I started to think about how solutional poetry could be applied to our work at TypeA. How can content creators find order in the digital world, which is anything but orderly? Like architects, we walk the fine line between creativity and system. How do we turn our stories into solutions that make marketing sense? Let’s take the example of an architect’s blog, and how it could become solutional poetry.
1. Flow
Brainstorming is the art and flow of generating ideas, and every design blog needs good ideas. In the beginning stages, we brainstorm, research editorial and squeeze every last possible blogging topic out of things like U.S. holidays, random holidays, design inspirations, design events, pop culture phenoms and the architect’s design specialization. It could result from stream of consciousness too. No idea is too crazy or dumb. It’s important to simply get ideas down on paper (or chalkboard). Editing comes later.
2. Organize
Most novelists and screenwriters write outlines to help visualize their stories. Architects, too, use blueprints (or CAD).
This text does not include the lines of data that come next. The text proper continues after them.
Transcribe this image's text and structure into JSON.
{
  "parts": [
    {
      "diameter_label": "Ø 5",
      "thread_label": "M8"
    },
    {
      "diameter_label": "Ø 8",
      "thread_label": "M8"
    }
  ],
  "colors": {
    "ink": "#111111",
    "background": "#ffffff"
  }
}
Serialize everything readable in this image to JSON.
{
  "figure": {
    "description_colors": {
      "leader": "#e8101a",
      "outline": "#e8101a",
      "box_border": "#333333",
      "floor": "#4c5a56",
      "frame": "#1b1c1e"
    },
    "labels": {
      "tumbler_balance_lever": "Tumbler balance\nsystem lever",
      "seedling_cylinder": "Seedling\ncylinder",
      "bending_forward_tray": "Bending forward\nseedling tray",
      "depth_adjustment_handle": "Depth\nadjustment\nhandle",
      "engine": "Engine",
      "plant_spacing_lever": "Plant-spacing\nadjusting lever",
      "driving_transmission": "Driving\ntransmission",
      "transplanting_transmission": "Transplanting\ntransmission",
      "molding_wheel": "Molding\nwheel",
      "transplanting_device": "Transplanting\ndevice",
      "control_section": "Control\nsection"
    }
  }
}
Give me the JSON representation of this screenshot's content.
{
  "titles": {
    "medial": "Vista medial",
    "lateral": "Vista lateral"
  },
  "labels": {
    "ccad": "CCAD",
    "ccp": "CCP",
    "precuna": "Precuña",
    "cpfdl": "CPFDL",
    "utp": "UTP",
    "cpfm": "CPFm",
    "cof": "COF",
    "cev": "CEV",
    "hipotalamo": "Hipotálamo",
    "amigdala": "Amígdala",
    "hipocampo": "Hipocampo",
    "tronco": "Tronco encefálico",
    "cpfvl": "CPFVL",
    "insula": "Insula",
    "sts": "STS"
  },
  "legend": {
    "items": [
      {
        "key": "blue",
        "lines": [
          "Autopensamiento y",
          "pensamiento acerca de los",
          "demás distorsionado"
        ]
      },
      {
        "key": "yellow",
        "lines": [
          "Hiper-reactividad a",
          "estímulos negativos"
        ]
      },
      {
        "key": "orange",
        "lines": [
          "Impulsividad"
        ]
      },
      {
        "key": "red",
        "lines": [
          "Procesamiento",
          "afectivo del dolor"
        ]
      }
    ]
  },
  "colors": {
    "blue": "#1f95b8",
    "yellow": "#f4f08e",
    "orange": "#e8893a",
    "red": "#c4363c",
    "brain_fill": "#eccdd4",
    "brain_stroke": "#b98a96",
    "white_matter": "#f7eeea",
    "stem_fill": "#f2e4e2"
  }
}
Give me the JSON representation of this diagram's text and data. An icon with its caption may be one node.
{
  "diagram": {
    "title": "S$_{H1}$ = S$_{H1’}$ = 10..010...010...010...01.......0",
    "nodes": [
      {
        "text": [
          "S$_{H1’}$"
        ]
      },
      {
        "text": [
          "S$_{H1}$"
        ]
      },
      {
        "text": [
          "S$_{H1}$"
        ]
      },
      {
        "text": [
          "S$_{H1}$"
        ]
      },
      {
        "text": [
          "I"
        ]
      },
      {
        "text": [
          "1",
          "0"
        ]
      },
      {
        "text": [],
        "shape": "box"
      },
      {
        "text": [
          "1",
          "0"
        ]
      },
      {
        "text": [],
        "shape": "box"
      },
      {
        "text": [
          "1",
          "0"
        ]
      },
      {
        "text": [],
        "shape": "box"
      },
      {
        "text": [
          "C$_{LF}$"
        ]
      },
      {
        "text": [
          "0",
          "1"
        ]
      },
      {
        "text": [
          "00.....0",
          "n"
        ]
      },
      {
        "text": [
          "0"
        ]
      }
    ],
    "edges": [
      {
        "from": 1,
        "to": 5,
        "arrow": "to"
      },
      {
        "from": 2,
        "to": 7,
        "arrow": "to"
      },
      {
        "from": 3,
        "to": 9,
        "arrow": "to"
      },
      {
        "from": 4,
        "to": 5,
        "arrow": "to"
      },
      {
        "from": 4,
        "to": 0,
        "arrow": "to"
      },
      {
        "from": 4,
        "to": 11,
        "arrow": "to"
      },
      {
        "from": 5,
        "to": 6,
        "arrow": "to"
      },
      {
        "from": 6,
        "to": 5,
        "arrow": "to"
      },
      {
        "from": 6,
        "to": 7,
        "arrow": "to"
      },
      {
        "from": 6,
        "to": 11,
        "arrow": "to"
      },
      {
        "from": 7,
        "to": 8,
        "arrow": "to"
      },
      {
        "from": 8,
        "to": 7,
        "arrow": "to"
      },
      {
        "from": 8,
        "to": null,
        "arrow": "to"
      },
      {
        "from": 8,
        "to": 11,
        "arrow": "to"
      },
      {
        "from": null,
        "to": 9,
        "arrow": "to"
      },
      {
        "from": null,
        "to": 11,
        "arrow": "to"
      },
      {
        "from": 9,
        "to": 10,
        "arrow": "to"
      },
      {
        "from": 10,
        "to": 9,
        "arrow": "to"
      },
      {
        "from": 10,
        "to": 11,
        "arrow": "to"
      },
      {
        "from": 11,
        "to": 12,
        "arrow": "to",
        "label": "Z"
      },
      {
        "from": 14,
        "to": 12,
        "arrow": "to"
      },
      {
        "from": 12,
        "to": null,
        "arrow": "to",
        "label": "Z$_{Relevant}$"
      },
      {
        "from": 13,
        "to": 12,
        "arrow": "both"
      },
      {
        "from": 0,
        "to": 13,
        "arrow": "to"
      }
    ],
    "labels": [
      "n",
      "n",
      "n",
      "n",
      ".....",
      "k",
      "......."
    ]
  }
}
We apply a similar technique to a client’s blog, but we call it a “content calendar.” Content calendars are our way of organizing and editing the ideas we developed during our brainstorming session. It also gives us a big-picture view of the blog–its overall theme, strategy, the rhythm and flow of story topics, etc. From this vantage point, we are able to identify gaps or areas for further exploration–so there is a natural logic to the blog. (This isn’t to say we can’t add new topics that are timely or relevant, but we use the calendar as our general map for blogging.)
3. Write
Once we lock down the calendar and have client approval, we start to build with words–the poetry of who, what, when, where, why and how.
While I wouldn’t dare argue that developing a blog is even artistically close to creating a poem or even designing a building, there is an order and logic to be found in the creative process. And vice versa, there is an art to blogging too. You are still creating something from nothing.
What does ‘solutional poetry’ mean to you? How can you apply it to what you do?